Oruç tutmaya gücü olmayan kişiler, yaşlılar ve tedavisi bulunmayan hastalığa sahip olan kişiler, oruç tutmayar, ak, tutmadıkları gün boyunca bunun fidyesini öderler. Buna Oruç Fidyesi denmektedir. Bu fidyenin verilmesi gerektiği Kur’an-ı Kerim’in Bakara Suresinde;
‘ Oruç, Sayılı günlerdedir. Sizden kim hasta ya da yolculukta olursa, tutamadığı günler sayısınca başka günlerde tutar. Oruca zor güç yetirenler ise bir yoksul doyumu fidye verir. Bununla birlikte, gönülden kim bir iyilik yaparsa ( mesela fidyeyi fazla verirse) o kendisi için daha hayırlıdır. Eğer bilirseniz oruç tutmanız sizin için daha hayırlıdır’ şeklinde anlatılmıştır.
Oruç Fidyesi, maddi durumu iyi olmayan bir kişiyi bir gün doyurmak ya da bunun bedelini ona vermek demektir. Günümüzde o kişiye bu bedelin parasının verilmesi daha çok tercih edilmektedir.
Tutulmayan orucun fidyesi yaşarken verilmez ise, bu fidye miktarının verilmesi vasiyet edilir. Bırakılan mirasın 3te 1i bu fidyeyi ödemeye yetmiyorsa, mirasçı kişi bu miktarı ödemelidir. Bu onun için dini bir görev sayılmaktadır. Eğer böyle bir durum söz konusu değil ise mirasçıların fidyeyi teberru olarak ödemelidirler.
Birden fazla kişiye bu fidye verilebilir. Fakat bir kişiye verilen miktar bir kişinin bir günlük bedelinden az olmamalıdır. Yaşlı ve hasta olan kişiler oruç tutamayacakları için fidye ödeme cihetine gidilmiştir. Tutulmayan oruçların fidyesini veren kişi oruç tutacak duruma gelirse verilen fidye sadaka haline gelir. Tutulmayan oruçlar ise kaza edilmelidir. Fidye en kısa sürede verilmelidir. Fakat geciktirilirse de dini açıdan bir problem teşkil etmez. İleri düzeyde yaşlılık ve ağır hatalık dışında bulunan kişiler, hayız,nifas,yolculuk gibi nedenler ile oruçlarını tutmamazlık yaparlarsa onlar için fidye geçerli sayılmaz. Bu durumlarda orucun kazasının edilmesi gerekmektedir.
İskatı Savm nedir?
İskat bir kişinin sağlığında çeşitli nedenler ile kılamadığı namaz, tutamadığı oruç, kurban,adak,kefaret gibi dini gerekçelerin, ölümünden sonra fidye ödenerek düşürülmesi, kurtulması anlamına gelmektedir.

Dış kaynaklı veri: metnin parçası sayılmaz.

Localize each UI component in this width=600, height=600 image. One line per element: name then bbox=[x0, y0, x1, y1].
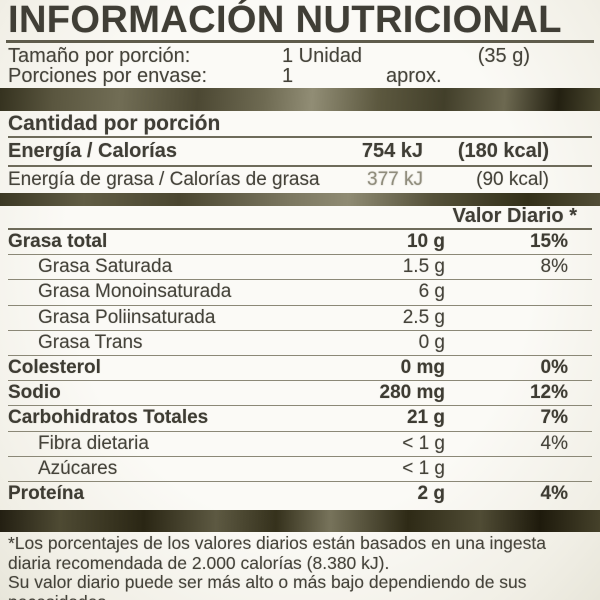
nutrient-label: Fibra dietaria bbox=[38, 432, 149, 454]
energy-from-fat-kcal-value: (90 kcal) bbox=[476, 169, 549, 190]
nutrient-label: Azúcares bbox=[38, 457, 118, 479]
serving-info: Tamaño por porción: 1 Unidad (35 g) Porc… bbox=[8, 43, 592, 88]
nutrient-amount: < 1 g bbox=[402, 457, 445, 479]
servings-per-container-value: 1 bbox=[282, 65, 294, 87]
serving-size-weight: (35 g) bbox=[477, 45, 530, 67]
nutrient-daily-value: 0% bbox=[540, 357, 568, 379]
title-divider bbox=[6, 40, 594, 43]
serving-size-row: Tamaño por porción: 1 Unidad (35 g) bbox=[8, 46, 592, 66]
servings-per-container-row: Porciones por envase: 1 aprox. bbox=[8, 66, 592, 86]
amount-per-serving-header: Cantidad por porción bbox=[8, 111, 592, 138]
nutrient-amount: < 1 g bbox=[402, 432, 445, 454]
nutrient-label: Grasa Trans bbox=[38, 331, 143, 353]
footnote-line: diaria recomendada de 2.000 calorías (8.… bbox=[8, 553, 390, 573]
nutrient-label: Grasa Monoinsaturada bbox=[38, 281, 232, 303]
nutrient-amount: 6 g bbox=[418, 281, 445, 303]
energy-from-fat-label: Energía de grasa / Calorías de grasa bbox=[8, 169, 320, 190]
nutrient-row-polyunsaturated-fat: Grasa Poliinsaturada 2.5 g bbox=[8, 306, 592, 331]
footnote-line: necesidades. bbox=[8, 593, 600, 600]
nutrient-label: Sodio bbox=[8, 382, 61, 404]
footnote-line: Su valor diario puede ser más alto o más… bbox=[8, 573, 527, 592]
nutrient-row-total-carbohydrate: Carbohidratos Totales 21 g 7% bbox=[8, 406, 592, 432]
nutrient-row-trans-fat: Grasa Trans 0 g bbox=[8, 331, 592, 356]
daily-value-header: Valor Diario * bbox=[8, 206, 592, 230]
energy-row: Energía / Calorías 754 kJ (180 kcal) bbox=[8, 138, 592, 167]
nutrient-amount: 0 mg bbox=[400, 357, 445, 379]
nutrient-row-sodium: Sodio 280 mg 12% bbox=[8, 381, 592, 407]
nutrient-label: Grasa total bbox=[8, 231, 108, 253]
nutrient-amount: 0 g bbox=[418, 331, 445, 353]
daily-value-footnote: *Los porcentajes de los valores diarios … bbox=[8, 534, 600, 600]
energy-kcal-value: (180 kcal) bbox=[457, 140, 549, 162]
nutrient-row-sugars: Azúcares < 1 g bbox=[8, 457, 592, 482]
nutrient-row-protein: Proteína 2 g 4% bbox=[8, 482, 592, 507]
footnote-line: *Los porcentajes de los valores diarios … bbox=[8, 534, 546, 553]
nutrient-amount: 2.5 g bbox=[402, 306, 445, 328]
nutrient-amount: 1.5 g bbox=[402, 256, 445, 278]
nutrient-daily-value: 8% bbox=[540, 256, 568, 278]
servings-per-container-note: aprox. bbox=[386, 65, 442, 87]
energy-from-fat-kj-value: 377 kJ bbox=[367, 169, 423, 190]
nutrient-row-saturated-fat: Grasa Saturada 1.5 g 8% bbox=[8, 255, 592, 281]
nutrient-amount: 2 g bbox=[417, 483, 445, 505]
nutrient-amount: 280 mg bbox=[379, 382, 445, 404]
nutrient-daily-value: 12% bbox=[529, 382, 568, 404]
energy-label: Energía / Calorías bbox=[8, 140, 177, 162]
energy-kj-value: 754 kJ bbox=[361, 140, 423, 162]
label-title: INFORMACIÓN NUTRICIONAL bbox=[8, 0, 562, 41]
nutrient-table: Grasa total 10 g 15% Grasa Saturada 1.5 … bbox=[8, 230, 592, 507]
nutrient-row-dietary-fiber: Fibra dietaria < 1 g 4% bbox=[8, 432, 592, 457]
nutrient-label: Carbohidratos Totales bbox=[8, 407, 209, 429]
nutrient-daily-value: 15% bbox=[529, 231, 568, 253]
nutrient-label: Colesterol bbox=[8, 357, 101, 379]
nutrient-row-cholesterol: Colesterol 0 mg 0% bbox=[8, 356, 592, 382]
nutrient-label: Grasa Saturada bbox=[38, 256, 173, 278]
nutrient-label: Grasa Poliinsaturada bbox=[38, 306, 216, 328]
nutrient-label: Proteína bbox=[8, 483, 85, 505]
divider-bar-top bbox=[0, 88, 600, 111]
nutrient-daily-value: 7% bbox=[540, 407, 568, 429]
nutrient-row-total-fat: Grasa total 10 g 15% bbox=[8, 230, 592, 256]
serving-size-value: 1 Unidad bbox=[282, 45, 363, 67]
nutrient-daily-value: 4% bbox=[540, 483, 568, 505]
nutrient-daily-value: 4% bbox=[540, 432, 568, 454]
serving-size-label: Tamaño por porción: bbox=[8, 45, 191, 67]
divider-bar-bottom bbox=[0, 510, 600, 533]
nutrient-row-monounsaturated-fat: Grasa Monoinsaturada 6 g bbox=[8, 280, 592, 306]
energy-from-fat-row: Energía de grasa / Calorías de grasa 377… bbox=[8, 167, 592, 193]
servings-per-container-label: Porciones por envase: bbox=[8, 65, 208, 87]
divider-bar-middle bbox=[0, 193, 600, 206]
nutrient-amount: 21 g bbox=[406, 407, 445, 429]
nutrient-amount: 10 g bbox=[406, 231, 445, 253]
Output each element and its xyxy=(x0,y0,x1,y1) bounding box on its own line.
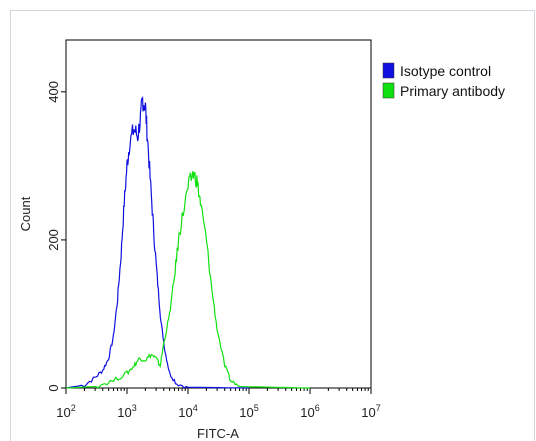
x-axis-ticks: 102 103 104 105 106 107 xyxy=(56,388,381,420)
y-tick-label: 0 xyxy=(46,384,61,391)
x-axis-minor-ticks xyxy=(83,388,369,391)
legend-label: Isotype control xyxy=(400,63,491,79)
x-tick-label: 107 xyxy=(361,403,380,420)
x-tick-label: 106 xyxy=(300,403,319,420)
legend: Isotype control Primary antibody xyxy=(382,62,505,99)
x-tick-label: 102 xyxy=(56,403,75,420)
legend-label: Primary antibody xyxy=(400,83,505,99)
y-axis-ticks: 0 200 400 xyxy=(46,81,66,392)
x-axis-title: FITC-A xyxy=(197,426,239,441)
series-line-primary-antibody xyxy=(65,171,311,389)
x-tick-label: 105 xyxy=(239,403,258,420)
outer-frame xyxy=(10,10,535,441)
legend-swatch xyxy=(382,82,395,99)
x-tick-label: 104 xyxy=(178,403,197,420)
y-tick-label: 400 xyxy=(46,81,61,103)
series-line-isotype-control xyxy=(65,95,250,389)
plot-area-frame xyxy=(65,39,372,389)
y-axis-title: Count xyxy=(18,196,33,231)
legend-swatch xyxy=(382,62,395,79)
histogram-series xyxy=(65,95,311,389)
y-tick-label: 200 xyxy=(46,229,61,251)
x-tick-label: 103 xyxy=(117,403,136,420)
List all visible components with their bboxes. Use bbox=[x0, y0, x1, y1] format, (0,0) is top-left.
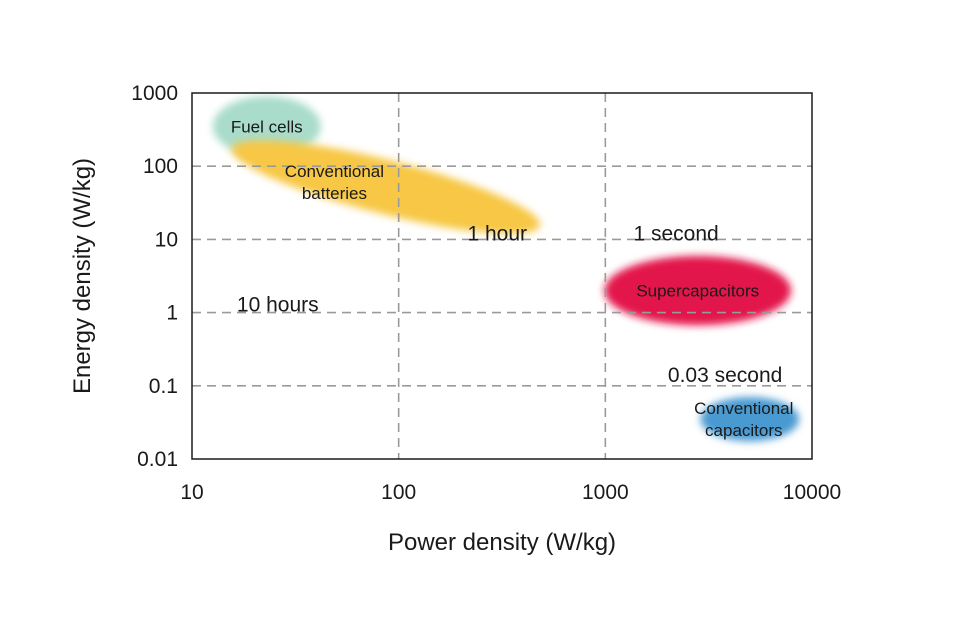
y-axis-label: Energy density (W/kg) bbox=[69, 158, 96, 394]
y-tick-label: 100 bbox=[143, 155, 178, 178]
y-tick-label: 1000 bbox=[131, 82, 178, 105]
region-labels-layer: Fuel cells Conventional batteries Supercapa… bbox=[231, 117, 794, 440]
ticks-layer: 10 100 1000 10000 0.01 0.1 1 10 100 1000 bbox=[131, 82, 841, 504]
annotation-label: 0.03 second bbox=[668, 364, 782, 387]
region-conventional-capacitors bbox=[700, 397, 800, 442]
grid-layer bbox=[192, 93, 812, 459]
region-label: Conventional bbox=[694, 399, 793, 418]
plot-frame bbox=[191, 92, 813, 460]
region-label: capacitors bbox=[705, 421, 782, 440]
annotation-label: 1 hour bbox=[467, 223, 527, 246]
region-label: batteries bbox=[302, 184, 367, 203]
y-tick-label: 10 bbox=[155, 228, 178, 251]
region-supercapacitors bbox=[604, 255, 792, 326]
annotation-label: 10 hours bbox=[237, 293, 319, 316]
y-tick-label: 1 bbox=[166, 302, 178, 325]
x-tick-label: 10000 bbox=[783, 481, 841, 504]
region-label: Supercapacitors bbox=[636, 282, 759, 301]
annotations-layer: 1 hour 1 second 10 hours 0.03 second bbox=[237, 223, 782, 387]
regions-layer bbox=[212, 96, 800, 442]
x-axis-label: Power density (W/kg) bbox=[388, 529, 616, 556]
x-tick-label: 1000 bbox=[582, 481, 629, 504]
y-tick-label: 0.01 bbox=[137, 448, 178, 471]
region-fuel-cells bbox=[212, 96, 321, 157]
y-tick-label: 0.1 bbox=[149, 375, 178, 398]
x-tick-label: 100 bbox=[381, 481, 416, 504]
annotation-label: 1 second bbox=[633, 223, 718, 246]
x-tick-label: 10 bbox=[180, 481, 203, 504]
region-label: Fuel cells bbox=[231, 117, 303, 136]
region-label: Conventional bbox=[285, 162, 384, 181]
region-conventional-batteries bbox=[231, 140, 541, 234]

İskatı Savm ise sürekli mazeret sebebi ile tutulmayan oruçların fidyesi ödenmeden ya da geçici mazeretin ortadan kalkması durumunda oruçlar kaza edilmeden vefat edilirse, kişi öldükten sonra oruç fidyesi ödenmesi suretiyle borçların düşürülmesidir. Kur’an-ı Kerim’de bununla ilgili olarak ‘ Orucu zorlukla tutabilenler bir yoksul doyumu fidye öder’ denmektedir. Bu ayete göre oruca dayanamayan ya da mazereti bulunan, Ramazanda ve diğer vakitlerde oruç tutmaktan aciz olan kişilerin, her bir oruç günü için fidye ödemesi gerektiği belirtiliyor. İslam bilginlerine göre bu ayetteki oruç yerine fidye ödenmesi hükmüne illet olan niteliğin acizlik olduğu belirtilmiştir. Oruç ibadetini yerine getirmeyen ve kaza oruçlarını tutmadan vefat eden kişi, önceden bu durumu vasiyet etmelidir. Eğer ölen kişi bunu vasiyet etmişse, defin masrafları ve borçları çıkarıldıktan sonra, terekenin üçte birinden bu vasiyet yerine getirilir. Üçte ikisi ise varislerin hakkıdır. Bu konu ile ilgili bir vasiyet bulunmuyor ise, mirasçı olan kişiler bunu yerine getirmek zorunda değildir.